Rhodes is probably best known for his Pulitzer Prize-winning
The Making of the Atomic Bomb, an 800-page masterpiece
tracing the history of physics from the discovery of radiation
through the dropping of the atom bomb on Nagasaki. Researched
to perfection, it somehow manages to read like a novel, and is
far and away my favorite non-fiction book ever.
He followed that up with the spectacular Dark Sun: The Making
of the Hydrogen Bomb, a sort-of Godfather, Part II
to the original Godfather. Equally well-done, the sequel
focuses on the narrow period after World War II, during which
the U.S. raced to develop the hydrogen bomb, while trying in vain
to keep the atomic bomb away from the Soviets. Full of espionage
and scientific shenanigans, Dark Sun somehow managed to
not win the Pulitzer, even though it was every bit as good as
the original.
More recently, Rhodes delivered Deadly Feasts, a chilling
look at the links between Polynesian cannibalism, English Mad
Cow Disease, and the sheep disease called "scrapie."
It wasn't enough to make me stop eating hamburgers, unfortunately,
but I chew them more slowly now.
In the forward to Visions, Rhodes explains that since
the Industrial Revolution, technology has always been at loggerheads
with intellectualism. According to Rhodes, "The (wealthy)
landed classes resisted the technological revolution, since it
threatened their predominantly agricultural interests. The new
industrialists emerged from the craft and working classes. The
landed classes neglected technical education, taking refuge in
classical studies. Intellectuals neglect technical education to
this day."
Harsh stuff, but clearly backed up by both intellectuals and
technologists throughout this book. Rhodes, clearly a technologist,
concludes that the intellectual bias against technology "derives
in some measure to technical and scientific illiteracy as well
as jealousy and competition for influence."

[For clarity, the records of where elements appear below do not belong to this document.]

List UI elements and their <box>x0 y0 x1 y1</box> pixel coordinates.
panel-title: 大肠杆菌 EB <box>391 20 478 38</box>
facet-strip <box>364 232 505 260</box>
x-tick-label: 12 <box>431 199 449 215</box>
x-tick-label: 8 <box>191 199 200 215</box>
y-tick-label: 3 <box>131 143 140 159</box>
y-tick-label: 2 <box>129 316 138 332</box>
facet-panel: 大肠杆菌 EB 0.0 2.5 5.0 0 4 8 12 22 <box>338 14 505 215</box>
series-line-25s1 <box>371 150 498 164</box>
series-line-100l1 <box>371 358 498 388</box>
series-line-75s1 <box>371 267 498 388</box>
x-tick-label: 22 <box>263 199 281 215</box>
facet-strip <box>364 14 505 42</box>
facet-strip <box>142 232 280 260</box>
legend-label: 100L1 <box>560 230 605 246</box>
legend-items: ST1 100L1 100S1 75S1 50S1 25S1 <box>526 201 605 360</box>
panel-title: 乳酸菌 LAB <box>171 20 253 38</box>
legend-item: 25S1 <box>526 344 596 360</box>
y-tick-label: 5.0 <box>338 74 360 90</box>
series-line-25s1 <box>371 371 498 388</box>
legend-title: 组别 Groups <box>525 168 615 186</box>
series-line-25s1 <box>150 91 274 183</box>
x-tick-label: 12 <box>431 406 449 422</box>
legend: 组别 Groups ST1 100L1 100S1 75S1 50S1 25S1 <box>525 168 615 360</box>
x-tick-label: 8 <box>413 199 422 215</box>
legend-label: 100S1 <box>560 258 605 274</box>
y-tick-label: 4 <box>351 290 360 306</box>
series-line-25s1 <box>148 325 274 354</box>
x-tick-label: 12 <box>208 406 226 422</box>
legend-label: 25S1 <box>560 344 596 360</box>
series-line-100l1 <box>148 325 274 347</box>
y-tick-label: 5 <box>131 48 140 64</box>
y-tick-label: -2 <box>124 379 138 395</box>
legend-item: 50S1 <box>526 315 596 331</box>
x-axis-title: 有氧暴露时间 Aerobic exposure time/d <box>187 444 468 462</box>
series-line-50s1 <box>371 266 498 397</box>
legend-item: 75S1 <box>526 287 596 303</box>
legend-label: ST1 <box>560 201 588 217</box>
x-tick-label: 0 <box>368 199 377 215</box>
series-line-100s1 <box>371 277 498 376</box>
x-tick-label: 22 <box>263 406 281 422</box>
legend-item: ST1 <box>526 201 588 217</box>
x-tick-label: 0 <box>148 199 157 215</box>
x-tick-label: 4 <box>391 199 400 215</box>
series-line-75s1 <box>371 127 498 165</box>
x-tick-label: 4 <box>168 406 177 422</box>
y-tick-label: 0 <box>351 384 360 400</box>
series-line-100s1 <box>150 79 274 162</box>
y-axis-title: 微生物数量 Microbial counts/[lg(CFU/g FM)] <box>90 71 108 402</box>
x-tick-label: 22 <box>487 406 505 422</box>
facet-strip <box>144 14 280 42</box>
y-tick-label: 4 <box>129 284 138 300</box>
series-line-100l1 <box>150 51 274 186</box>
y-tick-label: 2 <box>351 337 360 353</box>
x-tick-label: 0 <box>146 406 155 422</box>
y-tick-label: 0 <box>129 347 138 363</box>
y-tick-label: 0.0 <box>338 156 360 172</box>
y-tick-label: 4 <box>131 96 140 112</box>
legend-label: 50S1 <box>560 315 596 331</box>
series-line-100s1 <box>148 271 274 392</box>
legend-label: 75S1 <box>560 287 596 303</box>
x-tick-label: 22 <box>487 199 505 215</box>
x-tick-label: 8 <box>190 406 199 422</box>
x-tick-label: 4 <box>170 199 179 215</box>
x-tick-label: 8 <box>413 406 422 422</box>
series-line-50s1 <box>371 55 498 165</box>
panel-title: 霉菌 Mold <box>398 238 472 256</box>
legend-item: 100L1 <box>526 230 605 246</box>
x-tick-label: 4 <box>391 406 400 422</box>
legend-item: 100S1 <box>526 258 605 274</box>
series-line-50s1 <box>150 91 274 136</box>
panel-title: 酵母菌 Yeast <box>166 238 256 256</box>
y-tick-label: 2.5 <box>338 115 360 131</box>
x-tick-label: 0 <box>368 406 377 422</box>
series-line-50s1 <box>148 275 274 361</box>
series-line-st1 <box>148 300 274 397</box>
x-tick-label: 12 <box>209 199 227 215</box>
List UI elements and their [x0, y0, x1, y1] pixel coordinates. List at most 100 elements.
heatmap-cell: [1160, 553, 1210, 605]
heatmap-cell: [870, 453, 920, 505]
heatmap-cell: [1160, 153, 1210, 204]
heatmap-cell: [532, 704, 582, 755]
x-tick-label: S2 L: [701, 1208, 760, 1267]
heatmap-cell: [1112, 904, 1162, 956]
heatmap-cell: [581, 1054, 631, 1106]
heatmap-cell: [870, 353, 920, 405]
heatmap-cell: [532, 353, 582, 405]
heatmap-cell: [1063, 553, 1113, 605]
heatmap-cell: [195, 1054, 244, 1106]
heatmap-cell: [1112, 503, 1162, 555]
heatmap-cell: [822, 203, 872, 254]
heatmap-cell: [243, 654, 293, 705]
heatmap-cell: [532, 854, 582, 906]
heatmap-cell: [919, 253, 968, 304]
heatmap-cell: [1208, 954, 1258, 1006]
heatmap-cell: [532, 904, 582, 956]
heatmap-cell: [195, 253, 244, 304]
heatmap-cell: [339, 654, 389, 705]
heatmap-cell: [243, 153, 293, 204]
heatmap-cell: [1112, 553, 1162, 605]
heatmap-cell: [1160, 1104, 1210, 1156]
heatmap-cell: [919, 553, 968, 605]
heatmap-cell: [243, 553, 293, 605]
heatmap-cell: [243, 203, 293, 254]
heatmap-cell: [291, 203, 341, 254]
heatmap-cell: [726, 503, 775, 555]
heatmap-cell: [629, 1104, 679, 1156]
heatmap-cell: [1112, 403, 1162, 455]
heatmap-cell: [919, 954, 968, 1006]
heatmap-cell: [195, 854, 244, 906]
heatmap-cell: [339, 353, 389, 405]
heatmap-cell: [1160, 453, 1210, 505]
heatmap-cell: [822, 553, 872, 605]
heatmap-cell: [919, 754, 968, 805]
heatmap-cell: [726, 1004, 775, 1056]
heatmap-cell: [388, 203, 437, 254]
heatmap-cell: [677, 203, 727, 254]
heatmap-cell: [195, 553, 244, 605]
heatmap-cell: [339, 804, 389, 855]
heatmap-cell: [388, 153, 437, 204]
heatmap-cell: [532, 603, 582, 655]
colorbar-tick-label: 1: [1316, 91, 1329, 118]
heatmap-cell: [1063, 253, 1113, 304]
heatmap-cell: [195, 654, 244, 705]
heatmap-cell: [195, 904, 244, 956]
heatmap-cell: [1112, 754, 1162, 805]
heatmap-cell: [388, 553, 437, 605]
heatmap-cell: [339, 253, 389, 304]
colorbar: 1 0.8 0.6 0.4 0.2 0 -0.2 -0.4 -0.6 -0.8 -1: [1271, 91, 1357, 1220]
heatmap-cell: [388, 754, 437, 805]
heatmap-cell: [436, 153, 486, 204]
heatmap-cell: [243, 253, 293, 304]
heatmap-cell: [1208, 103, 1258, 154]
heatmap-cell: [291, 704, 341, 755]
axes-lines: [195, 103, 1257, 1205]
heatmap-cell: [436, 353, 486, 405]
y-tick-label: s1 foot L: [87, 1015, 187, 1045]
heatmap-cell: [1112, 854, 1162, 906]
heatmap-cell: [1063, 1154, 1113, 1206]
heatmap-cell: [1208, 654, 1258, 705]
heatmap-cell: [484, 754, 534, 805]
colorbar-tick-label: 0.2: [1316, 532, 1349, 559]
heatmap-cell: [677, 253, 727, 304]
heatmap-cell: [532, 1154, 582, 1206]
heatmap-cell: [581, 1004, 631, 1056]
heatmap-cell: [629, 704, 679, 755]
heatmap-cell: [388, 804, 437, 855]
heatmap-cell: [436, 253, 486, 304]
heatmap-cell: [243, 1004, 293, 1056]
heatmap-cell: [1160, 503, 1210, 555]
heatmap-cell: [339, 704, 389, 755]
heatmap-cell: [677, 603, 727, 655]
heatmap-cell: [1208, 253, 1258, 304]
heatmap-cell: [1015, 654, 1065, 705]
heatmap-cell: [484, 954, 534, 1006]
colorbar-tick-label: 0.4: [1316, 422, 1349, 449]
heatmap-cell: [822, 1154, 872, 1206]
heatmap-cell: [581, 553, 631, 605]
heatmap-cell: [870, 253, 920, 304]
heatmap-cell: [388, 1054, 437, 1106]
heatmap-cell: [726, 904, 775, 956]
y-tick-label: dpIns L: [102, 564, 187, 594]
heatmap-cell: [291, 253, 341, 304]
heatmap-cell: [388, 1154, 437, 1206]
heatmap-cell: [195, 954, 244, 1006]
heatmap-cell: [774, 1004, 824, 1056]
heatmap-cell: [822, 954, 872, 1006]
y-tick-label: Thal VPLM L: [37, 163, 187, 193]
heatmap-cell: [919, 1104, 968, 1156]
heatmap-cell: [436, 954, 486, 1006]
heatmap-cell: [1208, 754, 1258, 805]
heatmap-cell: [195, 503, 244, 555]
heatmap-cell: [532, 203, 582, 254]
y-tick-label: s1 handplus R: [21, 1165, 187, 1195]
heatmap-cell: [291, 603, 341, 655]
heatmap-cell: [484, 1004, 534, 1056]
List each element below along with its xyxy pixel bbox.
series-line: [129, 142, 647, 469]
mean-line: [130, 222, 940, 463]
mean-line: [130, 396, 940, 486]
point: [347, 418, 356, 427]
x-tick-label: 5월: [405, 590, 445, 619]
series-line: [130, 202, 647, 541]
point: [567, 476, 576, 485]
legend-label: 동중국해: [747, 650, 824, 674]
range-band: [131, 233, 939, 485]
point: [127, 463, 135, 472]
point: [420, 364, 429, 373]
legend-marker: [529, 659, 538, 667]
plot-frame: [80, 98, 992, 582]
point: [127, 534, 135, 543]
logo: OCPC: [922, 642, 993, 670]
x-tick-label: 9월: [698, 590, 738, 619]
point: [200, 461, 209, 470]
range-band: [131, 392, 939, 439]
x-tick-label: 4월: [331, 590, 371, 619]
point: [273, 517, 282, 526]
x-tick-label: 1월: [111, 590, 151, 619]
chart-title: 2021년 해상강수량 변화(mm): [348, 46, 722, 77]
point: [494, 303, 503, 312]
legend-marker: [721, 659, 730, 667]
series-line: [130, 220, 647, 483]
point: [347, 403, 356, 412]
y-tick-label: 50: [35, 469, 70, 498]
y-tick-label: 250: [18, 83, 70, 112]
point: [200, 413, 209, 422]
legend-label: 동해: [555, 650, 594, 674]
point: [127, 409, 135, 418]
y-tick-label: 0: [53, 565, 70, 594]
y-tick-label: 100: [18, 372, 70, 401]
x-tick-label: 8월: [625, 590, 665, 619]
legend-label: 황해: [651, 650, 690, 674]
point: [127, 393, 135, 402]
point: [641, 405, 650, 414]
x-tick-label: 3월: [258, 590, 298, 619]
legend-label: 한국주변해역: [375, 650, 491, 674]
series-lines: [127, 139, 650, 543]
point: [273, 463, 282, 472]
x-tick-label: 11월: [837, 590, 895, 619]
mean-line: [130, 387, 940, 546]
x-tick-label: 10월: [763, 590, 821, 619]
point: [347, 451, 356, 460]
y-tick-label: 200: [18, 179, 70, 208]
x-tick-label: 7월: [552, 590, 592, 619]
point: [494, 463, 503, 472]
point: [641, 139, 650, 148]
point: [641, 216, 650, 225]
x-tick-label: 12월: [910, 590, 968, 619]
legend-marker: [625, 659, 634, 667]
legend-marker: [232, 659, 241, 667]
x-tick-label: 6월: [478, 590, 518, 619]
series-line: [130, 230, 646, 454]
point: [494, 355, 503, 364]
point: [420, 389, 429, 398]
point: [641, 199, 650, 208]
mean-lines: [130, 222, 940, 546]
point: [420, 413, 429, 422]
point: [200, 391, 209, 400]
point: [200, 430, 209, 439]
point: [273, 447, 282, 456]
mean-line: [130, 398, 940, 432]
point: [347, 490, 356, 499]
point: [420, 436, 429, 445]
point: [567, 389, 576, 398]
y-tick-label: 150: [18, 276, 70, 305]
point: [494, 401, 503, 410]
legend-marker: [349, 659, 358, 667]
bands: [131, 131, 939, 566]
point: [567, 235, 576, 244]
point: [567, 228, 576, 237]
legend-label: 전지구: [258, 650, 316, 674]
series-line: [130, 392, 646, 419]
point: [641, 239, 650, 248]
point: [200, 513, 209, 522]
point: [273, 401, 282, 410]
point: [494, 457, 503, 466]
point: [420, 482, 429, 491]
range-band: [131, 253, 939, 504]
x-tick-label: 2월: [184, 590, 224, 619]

But he is equally hard on the common practice of technologists
plunging ahead to make the Next Big Thing while "excusing
themselves from moral responsibility for weapons of mass destruction,
pollution and other well-known horrors."
As for the book itself, Rhodes has done a wonderful job of selecting
the works and placing them in an order that keeps the reader delightfully
jumping along from one to the next. There is whimsy, as witnessed
by Gene Shalit (of all people) recalling a University of California
engineering student cheer back in the pre-calculator days of the
slide rule:
E to the X, dy! dx!
E to the X, dx!
Secant, cosine, tangent, sine,
Three-point-one-four-one-five-nine;
Square root, cube root, Q.E.D.,
Slip stick! Slide rule!
'ray, U.C.!
And there is rich history, as when Rhodes explains that in 1930,
long after Ernest Rutherford had discovered the atomic nucleus
and was busy transmuting elements at Cambridge, the physics lab
at Oxford had still not been wired for electricity.
Probably the best piece in the book is "Appropriations,"
by George Dyson (son of Nobel Prize-winner Freeman Dyson, who
shared the prize with brilliant super-wacko Richard Feynman).
George Dyson explores the invention of ENIAC, the world's first
computer, noting that like many important inventions, it was first
developed for military purposes, and then later adapted for other
uses.
There is much to like in this book, and it will bring forth a
lot of emotions. Take, for example, the incredibly wrong statement
made by Lewis L. Strauss in 1954: The then-head of the U.S. Atomic
Energy Commission foresaw a utopian future powered by nuclear
energy. Said Strauss, "It is not too much to expect that
our children will enjoy in their homes electrical energy too cheap
to meter...."
Okay, so he just missed by $100 a month.